While Roscoe is being chased by Sheriff Turner, Turner himself incurs the wrath of neighboring Knotsie County Sheriff Sherm Bleed after commandeering one of Bleed's cruisers. Turner's pursuit of Roscoe (and Peggy Sue, who quickly begins to enjoy being in Roscoe's company) goes through two other neighboring counties, with Turner commandeering several other police cruisers and civilian cars only to wreck each one in spectacular fashion.

===Subplots===
- Lester, a local moonshiner is looking to sell his "secret formula" to an Arab oil sheik for "a million clams"; the deal falls through when it turns out the sheik brought actual clams instead of money.
- Harold and Cindy share a car as they join in the chase; Harold to get his dad's car back from Roscoe, and Cindy to give Peggy Sue her crown. As the chase progresses, Harold and Cindy begin to fall for one another, similar to Roscoe and Peggy Sue.
- At a nearby truck stop, a preteen girl is willing to let Roscoe and Peggy Sue steal her father's station wagon (with boat in tow) in exchange for a carton of cigarettes. The girl appears several times more throughout the film, including near the end when everyone converges on Snake Lake Beach in a chaotic free-for-all; watching from a distance, the girl muses, "What, I ask you, is the point in growing up?".

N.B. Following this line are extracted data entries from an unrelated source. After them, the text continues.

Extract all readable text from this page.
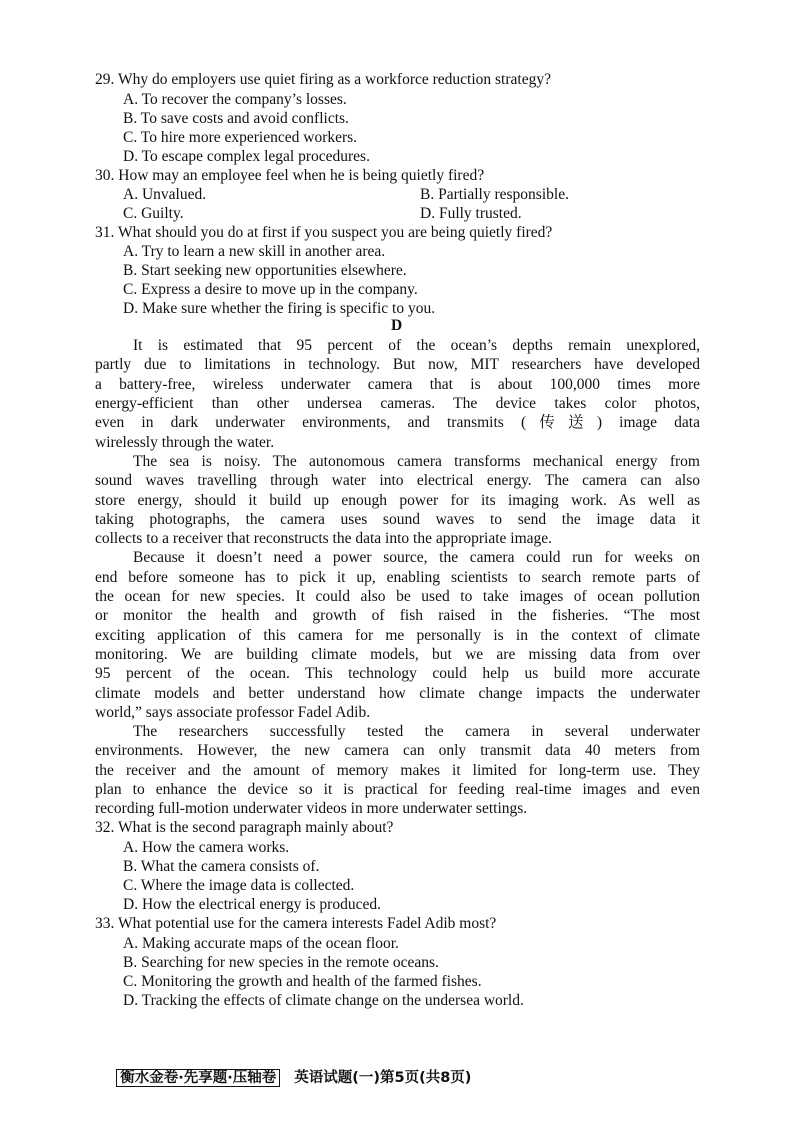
29. Why do employers use quiet firing as a workforce reduction strategy?
A. To recover the company’s losses.
B. To save costs and avoid conflicts.
C. To hire more experienced workers.
D. To escape complex legal procedures.
30. How may an employee feel when he is being quietly fired?
A. Unvalued.	B. Partially responsible.
C. Guilty.	D. Fully trusted.
31. What should you do at first if you suspect you are being quietly fired?
A. Try to learn a new skill in another area.
B. Start seeking new opportunities elsewhere.
C. Express a desire to move up in the company.
D. Make sure whether the firing is specific to you.
D
It is estimated that 95 percent of the ocean’s depths remain unexplored,
partly due to limitations in technology. But now, MIT researchers have developed
a battery-free, wireless underwater camera that is about 100,000 times more
energy-efficient than other undersea cameras. The device takes color photos,
even in dark underwater environments, and transmits (传送) image data
wirelessly through the water.
The sea is noisy. The autonomous camera transforms mechanical energy from
sound waves travelling through water into electrical energy. The camera can also
store energy, should it build up enough power for its imaging work. As well as
taking photographs, the camera uses sound waves to send the image data it
collects to a receiver that reconstructs the data into the appropriate image.
Because it doesn’t need a power source, the camera could run for weeks on
end before someone has to pick it up, enabling scientists to search remote parts of
the ocean for new species. It could also be used to take images of ocean pollution
or monitor the health and growth of fish raised in the fisheries. “The most
exciting application of this camera for me personally is in the context of climate
monitoring. We are building climate models, but we are missing data from over
95 percent of the ocean. This technology could help us build more accurate
climate models and better understand how climate change impacts the underwater
world,” says associate professor Fadel Adib.
The researchers successfully tested the camera in several underwater
environments. However, the new camera can only transmit data 40 meters from
the receiver and the amount of memory makes it limited for long-term use. They
plan to enhance the device so it is practical for feeding real-time images and even
recording full-motion underwater videos in more underwater settings.
32. What is the second paragraph mainly about?
A. How the camera works.
B. What the camera consists of.
C. Where the image data is collected.
D. How the electrical energy is produced.
33. What potential use for the camera interests Fadel Adib most?
A. Making accurate maps of the ocean floor.
B. Searching for new species in the remote oceans.
C. Monitoring the growth and health of the farmed fishes.
D. Tracking the effects of climate change on the undersea world.

衡水金卷·先享题·压轴卷 英语试题(一)第5页(共8页)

- Kenny's infatuation with Peggy Sue motivates him to chase the elusive couple on his own in an attempt to rescue her; he even goes so far as to run other police cruisers off the road just so he can save Peggy Sue himself. After the fight on the beach, Kenny is eventually "arrested" by the female sheriff of neighboring Belladonna County.

==Cast==
- Jimmy McNichol as Roscoe Wilton
- Janet Julian as Peggy Sue Turner
- Walter Barnes as Sheriff Hugh "Smokey" Turner
- Patrick Campbell as Lester
- Kari Lizer as Cindy
- John Blyth Barrymore as Harold
- William Forsythe (credited as 'Bill Forsythe') as Kenny
- Kedric Wolfe as Deputy Bentley
- Charles Howerton as Sheriff Sherman "Sherm" Bleed
- Tony Cox as Desk Clerk

==Production==
Though the majority of the cars used in filming had California licence plates, the exact location of the storyline was more ambiguous; film dialogue mentioned the boonies, which generally refers to the Appalachian region, and also mentioned running off to "east St. Louis or west to Colorado". Near the end of the film, Roscoe suggests they hotwire a boat and take off for St. Louis or New Orleans, both of which are on the Mississippi River.

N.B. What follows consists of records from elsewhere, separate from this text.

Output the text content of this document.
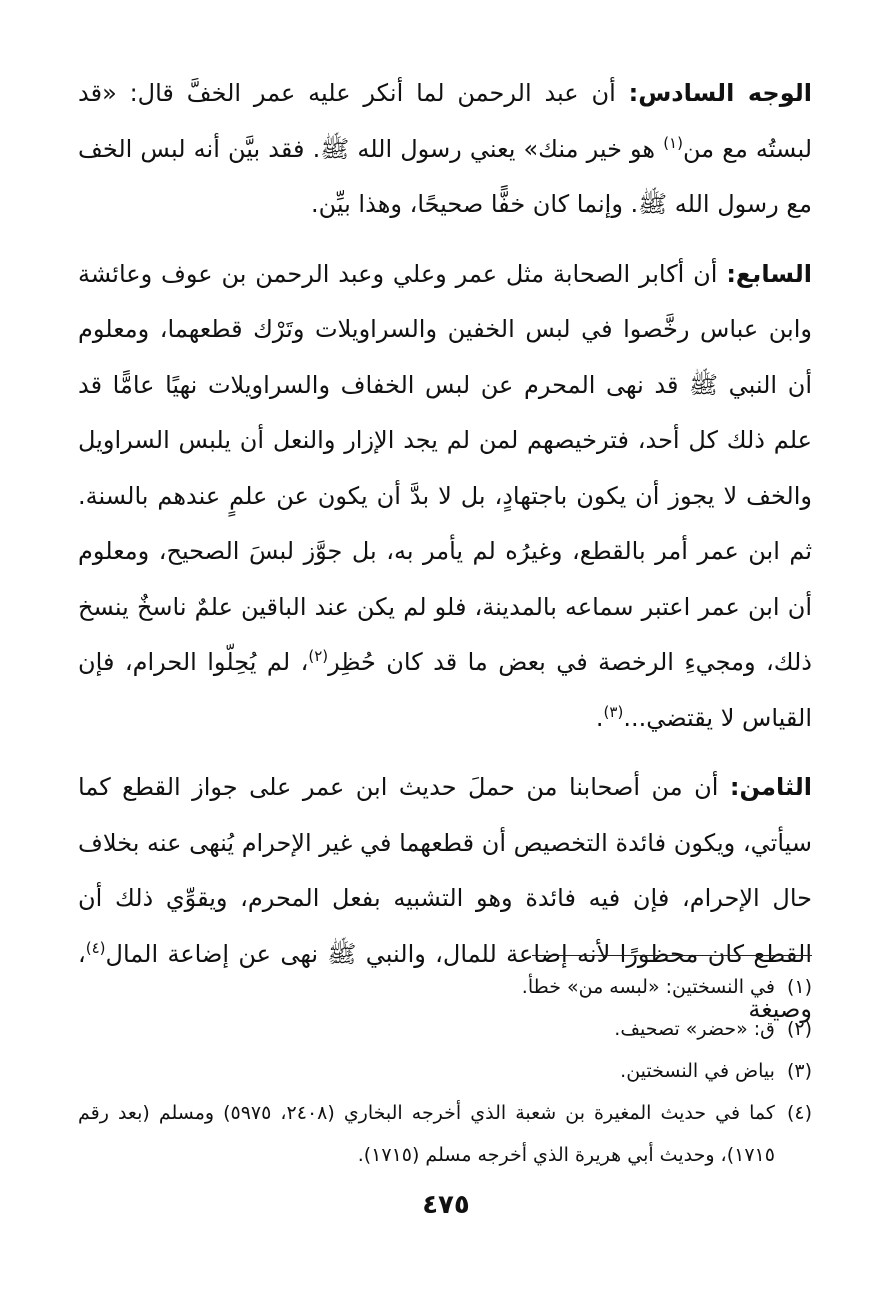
الوجه السادس: أن عبد الرحمن لما أنكر عليه عمر الخفَّ قال: «قد لبستُه مع من$^{(١)}$ هو خير منك» يعني رسول الله ﷺ. فقد بيَّن أنه لبس الخف مع رسول الله ﷺ. وإنما كان خفًّا صحيحًا، وهذا بيِّن.

السابع: أن أكابر الصحابة مثل عمر وعلي وعبد الرحمن بن عوف وعائشة وابن عباس رخَّصوا في لبس الخفين والسراويلات وتَرْك قطعهما، ومعلوم أن النبي ﷺ قد نهى المحرم عن لبس الخفاف والسراويلات نهيًا عامًّا قد علم ذلك كل أحد، فترخيصهم لمن لم يجد الإزار والنعل أن يلبس السراويل والخف لا يجوز أن يكون باجتهادٍ، بل لا بدَّ أن يكون عن علمٍ عندهم بالسنة. ثم ابن عمر أمر بالقطع، وغيرُه لم يأمر به، بل جوَّز لبسَ الصحيح، ومعلوم أن ابن عمر اعتبر سماعه بالمدينة، فلو لم يكن عند الباقين علمٌ ناسخٌ ينسخ ذلك، ومجيءِ الرخصة في بعض ما قد كان حُظِر$^{(٢)}$، لم يُحِلّوا الحرام، فإن القياس لا يقتضي...$^{(٣)}$.

الثامن: أن من أصحابنا من حملَ حديث ابن عمر على جواز القطع كما سيأتي، ويكون فائدة التخصيص أن قطعهما في غير الإحرام يُنهى عنه بخلاف حال الإحرام، فإن فيه فائدة وهو التشبيه بفعل المحرم، ويقوِّي ذلك أن القطع كان محظورًا لأنه إضاعة للمال، والنبي ﷺ نهى عن إضاعة المال$^{(٤)}$، وصيغة

(١)
في النسختين: «لبسه من» خطأ.
(٢)
ق: «حضر» تصحيف.
(٣)
بياض في النسختين.
(٤)
كما في حديث المغيرة بن شعبة الذي أخرجه البخاري (٢٤٠٨، ٥٩٧٥) ومسلم (بعد رقم ١٧١٥)، وحديث أبي هريرة الذي أخرجه مسلم (١٧١٥).
٤٧٥
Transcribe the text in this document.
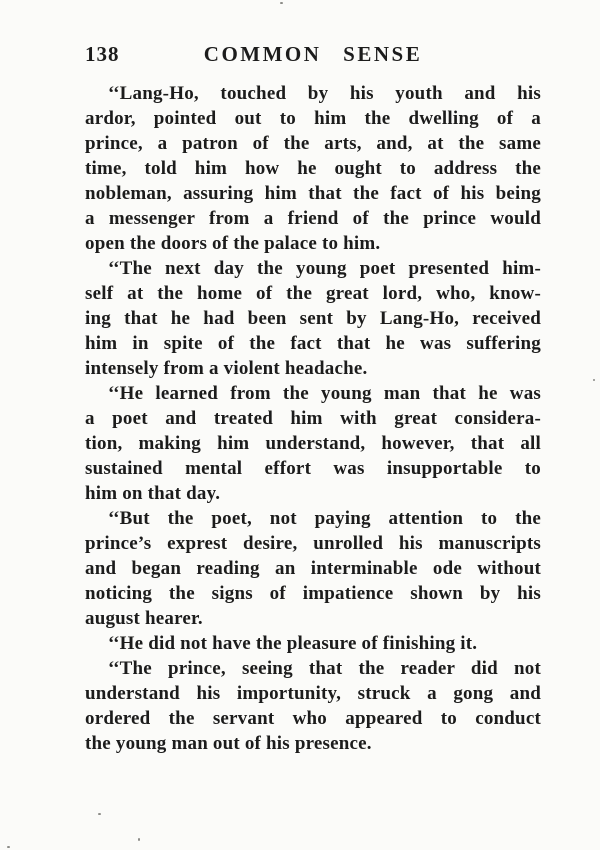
138	COMMON SENSE
‘‘Lang-Ho, touched by his youth and his
ardor, pointed out to him the dwelling of a
prince, a patron of the arts, and, at the same
time, told him how he ought to address the
nobleman, assuring him that the fact of his being
a messenger from a friend of the prince would
open the doors of the palace to him.
‘‘The next day the young poet presented him-
self at the home of the great lord, who, know-
ing that he had been sent by Lang-Ho, received
him in spite of the fact that he was suffering
intensely from a violent headache.
‘‘He learned from the young man that he was
a poet and treated him with great considera-
tion, making him understand, however, that all
sustained mental effort was insupportable to
him on that day.
‘‘But the poet, not paying attention to the
prince’s exprest desire, unrolled his manuscripts
and began reading an interminable ode without
noticing the signs of impatience shown by his
august hearer.
‘‘He did not have the pleasure of finishing it.
‘‘The prince, seeing that the reader did not
understand his importunity, struck a gong and
ordered the servant who appeared to conduct
the young man out of his presence.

Charles B. Griffith had made a popular film for Roger Corman's New World Pictures called Eat My Dust! (1976). Corman wanted Griffith to make a follow-up called Car Wars using stunt footage from five old New World films. Griffith wrote a script which he later called Wham Bam, Merci, Madame, which he says Corman rejected. However a few years later he reactivated the project.

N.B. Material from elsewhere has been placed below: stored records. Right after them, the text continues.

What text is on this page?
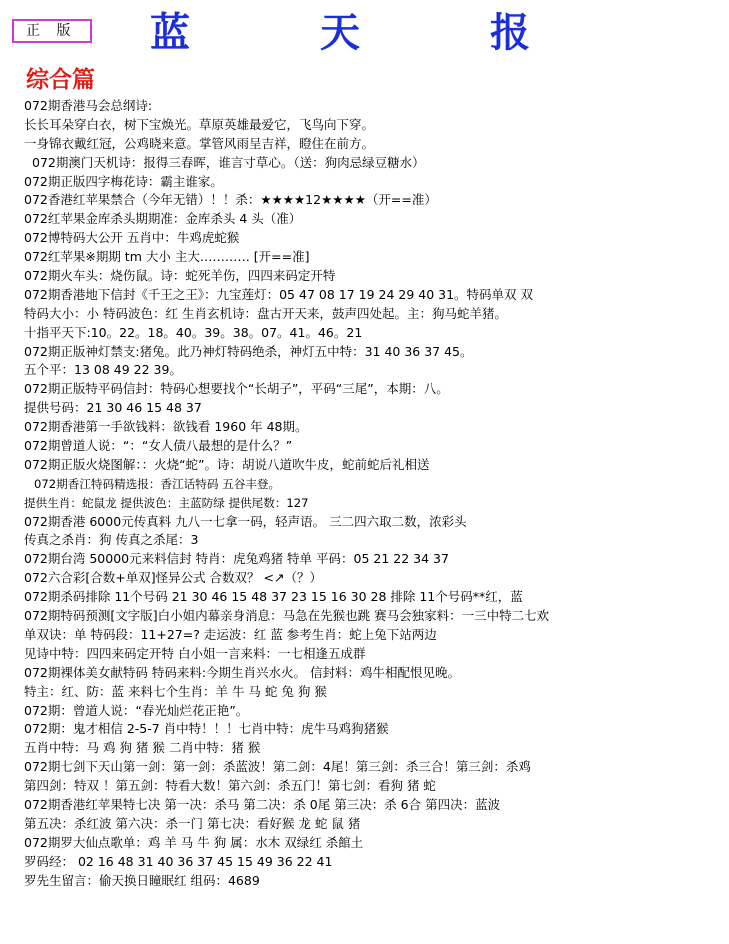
正 版	蓝	天	报
综合篇
072期香港马会总纲诗:
长长耳朵穿白衣，树下宝焕光。草原英雄最爱它，飞鸟向下穿。
一身锦衣戴红冠，公鸡晓来意。掌管风雨呈吉祥，瞪住在前方。
072期澳门天机诗：报得三春晖，谁言寸草心。（送：狗肉忌绿豆糖水）
072期正版四字梅花诗：霸主谁家。
072香港红苹果禁合（今年无错）！！杀：★★★★12★★★★（开==准）
072红苹果金库杀头期期准：金库杀头 4 头（准）
072博特码大公开 五肖中：牛鸡虎蛇猴
072红苹果※期期 tm 大小 主大………… [开==准]
072期火车头：烧伤鼠。诗：蛇死羊伤，四四来码定开特
072期香港地下信封《千王之王》：九宝莲灯：05 47 08 17 19 24 29 40 31。特码单双 双
特码大小：小 特码波色：红 生肖玄机诗：盘古开天来，鼓声四处起。主：狗马蛇羊猪。
十指平天下:10。22。18。40。39。38。07。41。46。21
072期正版神灯禁支:猪兔。此乃神灯特码绝杀，神灯五中特：31 40 36 37 45。
五个平：13 08 49 22 39。
072期正版特平码信封：特码心想要找个“长胡子”，平码“三尾”，本期：八。
提供号码：21 30 46 15 48 37
072期香港第一手欲钱料：欲钱看 1960 年 48期。
072期曾道人说：“：“女人债八最想的是什么？”
072期正版火烧图解：：火烧“蛇”。诗：胡说八道吹牛皮，蛇前蛇后礼相送
072期香江特码精选报：香江话特码 五谷丰登。
提供生肖：蛇鼠龙 提供波色：主蓝防绿 提供尾数：127
072期香港 6000元传真料 九八一七拿一码，轻声语。 三二四六取二数，浓彩头
传真之杀肖：狗 传真之杀尾：3
072期台湾 50000元来料信封 特肖：虎兔鸡猪 特单 平码：05 21 22 34 37
072六合彩[合数+单双]怪异公式 合数双？ <↗（？）
072期杀码排除 11个号码 21 30 46 15 48 37 23 15 16 30 28 排除 11个号码**红，蓝
072期特码预测[文字版]白小姐内幕亲身消息：马急在先猴也跳 赛马会独家料：一三中特二七欢
单双诀：单 特码段：11+27=? 走运波：红 蓝 参考生肖：蛇上兔下站两边
见诗中特：四四来码定开特 白小姐一言来料：一七相逢五成群
072期裸体美女献特码 特码来料:今期生肖兴水火。 信封料：鸡牛相配恨见晚。
特主：红、防：蓝 来料七个生肖：羊 牛 马 蛇 兔 狗 猴
072期：曾道人说：“春光灿烂花正艳”。
072期：鬼才相信 2-5-7 肖中特！！！七肖中特：虎牛马鸡狗猪猴
五肖中特：马 鸡 狗 猪 猴 二肖中特：猪 猴
072期七剑下天山第一剑：第一剑：杀蓝波！第二剑：4尾！第三剑：杀三合！第三剑：杀鸡
第四剑：特双 ！第五剑：特看大数！第六剑：杀五门！第七剑：看狗 猪 蛇
072期香港红苹果特七决 第一决：杀马 第二决：杀 0尾 第三决：杀 6合 第四决：蓝波
第五决：杀红波 第六决：杀一门 第七决：看好猴 龙 蛇 鼠 猪
072期罗大仙点歌单：鸡 羊 马 牛 狗 属：水木 双绿红 杀館土
罗码经： 02 16 48 31 40 36 37 45 15 49 36 22 41
罗先生留言：偷天换日瞳眠红 组码：4689
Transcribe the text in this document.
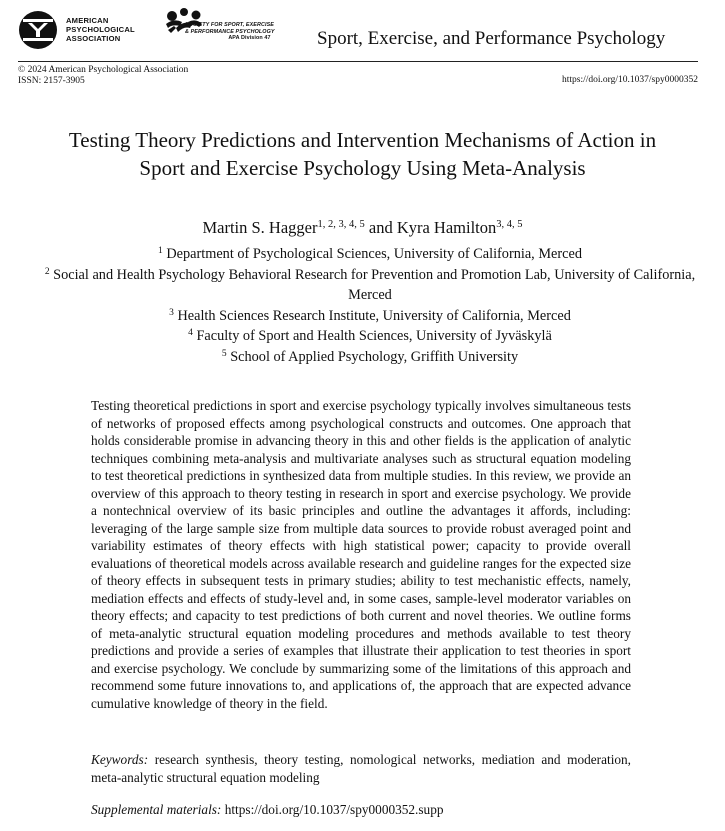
AMERICAN
PSYCHOLOGICAL
ASSOCIATION
SOCIETY FOR SPORT, EXERCISE
& PERFORMANCE PSYCHOLOGY
APA Division 47 Sport, Exercise, and Performance Psychology
© 2024 American Psychological Association
ISSN: 2157-3905	https://doi.org/10.1037/spy0000352
Testing Theory Predictions and Intervention Mechanisms of Action in
Sport and Exercise Psychology Using Meta-Analysis
Martin S. Hagger$^{1, 2, 3, 4, 5}$ and Kyra Hamilton$^{3, 4, 5}$
$^1$ Department of Psychological Sciences, University of California, Merced
$^2$ Social and Health Psychology Behavioral Research for Prevention and Promotion Lab, University of California, Merced
$^3$ Health Sciences Research Institute, University of California, Merced
$^4$ Faculty of Sport and Health Sciences, University of Jyväskylä
$^5$ School of Applied Psychology, Griffith University
Testing theoretical predictions in sport and exercise psychology typically involves simultaneous tests of networks of proposed effects among psychological constructs and outcomes. One approach that holds considerable promise in advancing theory in this and other fields is the application of analytic techniques combining meta-analysis and multivariate analyses such as structural equation modeling to test theoretical predictions in synthesized data from multiple studies. In this review, we provide an overview of this approach to theory testing in research in sport and exercise psychology. We provide a nontechnical overview of its basic principles and outline the advantages it affords, including: leveraging of the large sample size from multiple data sources to provide robust averaged point and variability estimates of theory effects with high statistical power; capacity to provide overall evaluations of theoretical models across available research and guideline ranges for the expected size of theory effects in subsequent tests in primary studies; ability to test mechanistic effects, namely, mediation effects and effects of study-level and, in some cases, sample-level moderator variables on theory effects; and capacity to test predictions of both current and novel theories. We outline forms of meta-analytic structural equation modeling procedures and methods available to test theory predictions and provide a series of examples that illustrate their application to test theories in sport and exercise psychology. We conclude by summarizing some of the limitations of this approach and recommend some future innovations to, and applications of, the approach that are expected advance cumulative knowledge of theory in the field.
Keywords: research synthesis, theory testing, nomological networks, mediation and moderation, meta-analytic structural equation modeling
Supplemental materials: https://doi.org/10.1037/spy0000352.supp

He called again and offered me a lot more money than he ever had before. I guess I got flattered, and I went ahead and did it. He had Max Apple in Texas go ahead and write a script around all the wrecks and chases. But Max wasn't allowed to see the footage. It was too expensive to rent a Movieola and send Max prints or anything else, so he had only vague descriptions written down on what the stunts were—and nothing worked. So I made a lot of changes in it, and that made Roger angry. He tried to cut it just to the action of the old pictures, but he couldn't, because he needed all the distribution rights. Then he cut all the motivations and all the character development. It was a mess, a jumbled mess!
Apple later described the experience: "They wanted four or five crashes, of which they already had the footage. It was more bricklaying than writing.